Getting back into the hobby with a 150gal tall palu build. 15” of land and about 12” of depth of water for tropical fish


----------



## Palutime (Dec 17, 2018)




----------



## Kinstrome (Oct 6, 2017)

That is very cool. I have thought it would be wonderful to make a vivarium / paludarium out of a tree trunk with roots. It is good to see that done to good effect.


----------



## hp192 (Feb 28, 2016)

Beautiful tank. What species of ray?


----------



## Palutime (Dec 17, 2018)

This is a baby Motoro stingray and just in here as a grow out obviously as these rays require much more space as they grow. This one has about a 4” disc - seemingly very healthy and comfortable.

At some point I may get a teacup just to have a small ray for a more sustainable inhabitant.


----------



## Kali (May 19, 2019)

Beautiful setup!
What method did you use to build the land area? Is the land just attached to the back or is it supported below also?


----------



## Palutime (Dec 17, 2018)

Kali said:


> Beautiful setup!
> What method did you use to build the land area? Is the land just attached to the back or is it supported below also?


Thank you!

It is a traditional FB design with egg crating with PVC supports throughout then covered in foam. The buoyancy was a bit of an issue, but between the egg crating being zip tied to supports silicones to the tank bottom and the sand substrate it held the land portion and kept from floating. 

The land is divided into two sections. The right side under the stump with considerably more foam.


----------



## Palutime (Dec 17, 2018)

Have no one to share new pics with.. even these boards are getting sparse


----------



## DPfarr (Nov 24, 2017)

I’d love to look at some hi res images of this.

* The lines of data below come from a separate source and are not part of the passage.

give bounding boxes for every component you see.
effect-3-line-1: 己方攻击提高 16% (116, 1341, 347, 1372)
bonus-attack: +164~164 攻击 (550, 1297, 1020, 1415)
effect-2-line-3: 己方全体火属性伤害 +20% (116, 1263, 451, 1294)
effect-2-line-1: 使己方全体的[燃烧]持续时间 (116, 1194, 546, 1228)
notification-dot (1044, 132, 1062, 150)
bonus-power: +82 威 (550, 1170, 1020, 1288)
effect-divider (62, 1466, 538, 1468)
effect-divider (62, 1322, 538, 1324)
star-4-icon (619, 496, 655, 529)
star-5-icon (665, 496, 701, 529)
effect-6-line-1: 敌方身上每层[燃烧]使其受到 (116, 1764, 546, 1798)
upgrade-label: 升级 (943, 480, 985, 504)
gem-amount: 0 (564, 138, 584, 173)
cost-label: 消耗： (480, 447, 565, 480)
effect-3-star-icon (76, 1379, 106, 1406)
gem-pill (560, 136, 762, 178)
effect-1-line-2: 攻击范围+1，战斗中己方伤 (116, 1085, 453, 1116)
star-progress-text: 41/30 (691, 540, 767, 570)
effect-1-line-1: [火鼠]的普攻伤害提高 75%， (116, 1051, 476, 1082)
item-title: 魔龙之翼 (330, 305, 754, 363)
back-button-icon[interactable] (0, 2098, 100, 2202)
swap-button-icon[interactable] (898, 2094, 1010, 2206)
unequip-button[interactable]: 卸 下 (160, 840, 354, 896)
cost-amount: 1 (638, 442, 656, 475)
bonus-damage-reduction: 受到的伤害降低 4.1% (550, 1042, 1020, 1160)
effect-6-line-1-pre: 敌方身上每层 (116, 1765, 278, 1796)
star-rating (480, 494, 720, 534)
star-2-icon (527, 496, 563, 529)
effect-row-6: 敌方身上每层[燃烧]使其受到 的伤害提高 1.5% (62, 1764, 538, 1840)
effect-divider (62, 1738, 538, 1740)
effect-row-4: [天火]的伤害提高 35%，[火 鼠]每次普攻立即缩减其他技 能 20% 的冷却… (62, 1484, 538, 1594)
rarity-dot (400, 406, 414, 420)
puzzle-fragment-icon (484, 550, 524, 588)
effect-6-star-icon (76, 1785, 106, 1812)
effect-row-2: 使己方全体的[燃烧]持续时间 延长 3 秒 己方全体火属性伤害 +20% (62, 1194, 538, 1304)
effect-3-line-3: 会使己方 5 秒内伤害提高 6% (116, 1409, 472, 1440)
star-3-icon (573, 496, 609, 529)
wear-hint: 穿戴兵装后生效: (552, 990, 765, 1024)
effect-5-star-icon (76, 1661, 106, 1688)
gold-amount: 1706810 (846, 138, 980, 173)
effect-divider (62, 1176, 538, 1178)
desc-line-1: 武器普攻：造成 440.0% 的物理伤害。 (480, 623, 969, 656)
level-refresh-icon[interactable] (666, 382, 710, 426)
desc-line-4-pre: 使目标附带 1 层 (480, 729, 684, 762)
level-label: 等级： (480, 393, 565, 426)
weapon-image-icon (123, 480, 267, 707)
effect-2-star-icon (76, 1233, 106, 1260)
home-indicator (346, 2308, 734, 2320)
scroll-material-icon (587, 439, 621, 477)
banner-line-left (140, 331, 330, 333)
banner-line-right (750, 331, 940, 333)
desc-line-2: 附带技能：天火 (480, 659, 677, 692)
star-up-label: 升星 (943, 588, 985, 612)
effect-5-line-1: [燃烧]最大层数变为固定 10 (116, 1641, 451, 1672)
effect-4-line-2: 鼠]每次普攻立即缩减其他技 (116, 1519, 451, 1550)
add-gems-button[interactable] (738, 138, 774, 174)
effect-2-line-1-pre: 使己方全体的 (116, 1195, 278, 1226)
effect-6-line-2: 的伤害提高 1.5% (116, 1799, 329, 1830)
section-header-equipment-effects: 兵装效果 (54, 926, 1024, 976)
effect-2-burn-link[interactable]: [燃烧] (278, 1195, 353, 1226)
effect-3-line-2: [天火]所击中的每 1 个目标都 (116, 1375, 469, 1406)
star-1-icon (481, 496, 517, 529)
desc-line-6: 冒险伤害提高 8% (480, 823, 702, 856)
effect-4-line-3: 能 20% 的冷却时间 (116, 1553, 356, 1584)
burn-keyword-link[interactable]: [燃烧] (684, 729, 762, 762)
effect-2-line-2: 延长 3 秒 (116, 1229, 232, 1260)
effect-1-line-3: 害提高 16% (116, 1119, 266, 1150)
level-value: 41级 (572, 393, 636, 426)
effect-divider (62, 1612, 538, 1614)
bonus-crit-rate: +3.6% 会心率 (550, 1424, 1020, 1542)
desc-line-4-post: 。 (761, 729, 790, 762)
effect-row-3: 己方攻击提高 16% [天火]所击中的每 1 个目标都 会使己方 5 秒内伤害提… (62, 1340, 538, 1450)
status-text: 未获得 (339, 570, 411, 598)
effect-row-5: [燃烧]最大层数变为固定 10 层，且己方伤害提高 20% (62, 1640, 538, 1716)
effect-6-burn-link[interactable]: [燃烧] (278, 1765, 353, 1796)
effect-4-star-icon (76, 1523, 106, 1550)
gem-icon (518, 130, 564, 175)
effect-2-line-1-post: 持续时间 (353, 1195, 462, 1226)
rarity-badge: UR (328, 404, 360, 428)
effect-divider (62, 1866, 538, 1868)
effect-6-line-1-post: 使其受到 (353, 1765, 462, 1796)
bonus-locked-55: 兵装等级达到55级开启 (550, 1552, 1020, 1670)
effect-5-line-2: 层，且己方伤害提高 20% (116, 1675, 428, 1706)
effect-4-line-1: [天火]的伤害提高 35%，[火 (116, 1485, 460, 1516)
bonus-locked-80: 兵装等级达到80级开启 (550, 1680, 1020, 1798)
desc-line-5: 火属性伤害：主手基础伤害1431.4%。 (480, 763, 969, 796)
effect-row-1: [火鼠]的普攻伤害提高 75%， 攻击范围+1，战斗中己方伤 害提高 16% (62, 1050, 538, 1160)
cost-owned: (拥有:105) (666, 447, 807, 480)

Rays are so nice, do they have the same legality issues that pdf have?


----------



## thepotoo (Nov 13, 2011)

Palutime said:


> At some point I may get a teacup just to have a small ray for a more sustainable inhabitant.


There is no such thing as a teacup stingray. They all get big.

Regardless, beautiful tank!


----------



## Mmkco (Dec 3, 2018)

I LOVE this! Nice work! I just built a Paludarium myself(54 Gal) and I can't tell you how much I love having a rainforest Aquarium in our living room! I really like your set-up! Thanks for sharing that!


----------



## toan (Oct 8, 2019)

FW sting rays are prob my favorites, and now that i think about it, there really isn't any small rays. hm. too bad for me, they are illegal in CA.




thepotoo said:


> There is no such thing as a teacup stingray. They all get big.
> 
> Regardless, beautiful tank!


----------



## Palutime (Dec 17, 2018)

Photo update - like night and day!


----------



## raycentral (Oct 25, 2019)

The Ray looks sweet in there. I have a pair of black diamonds myself.


----------



## Palutime (Dec 17, 2018)

raycentral said:


> The Ray looks sweet in there. I have a pair of black diamonds myself.


I almost bought+traded for a pair of black diamonds last week - they were asking $1000. Prob could have gotten it to $700-$750 with the Mototo trade in, but they were 8" discs and I couldn't put one 8" in my tank let alone two. It was a shame to pass up. I was almost relieved when it didn't pan out because my ray is beautiful, healthy and the perfect size for my tank for another year or so


----------



## bosco500 (Sep 12, 2018)

That tree really looks great in there.


----------



## Palutime (Dec 17, 2018)

Just ordered (from Black Jungle Terrarium Supply) 3 Phyllobates Terribilis Orange Blackfoot with sheet moss and some plants plus all the goodies they’ll need to be happy inside including more live oak leaf litter, spring tail culture, orange isopods (10 count) and a FF culture kit.

Addl. plants include (3) mondo grass, 2 live oak maple leaf, and a couple philodendron. 2 quarts of sheet moss to use in some places and on other terrarium projects.


----------



## Palutime (Dec 17, 2018)

Other terrarium projects include my custom Terraglobes..


----------



## junglehoard (Oct 21, 2019)

Wow that’s incredible. I am in awe.


----------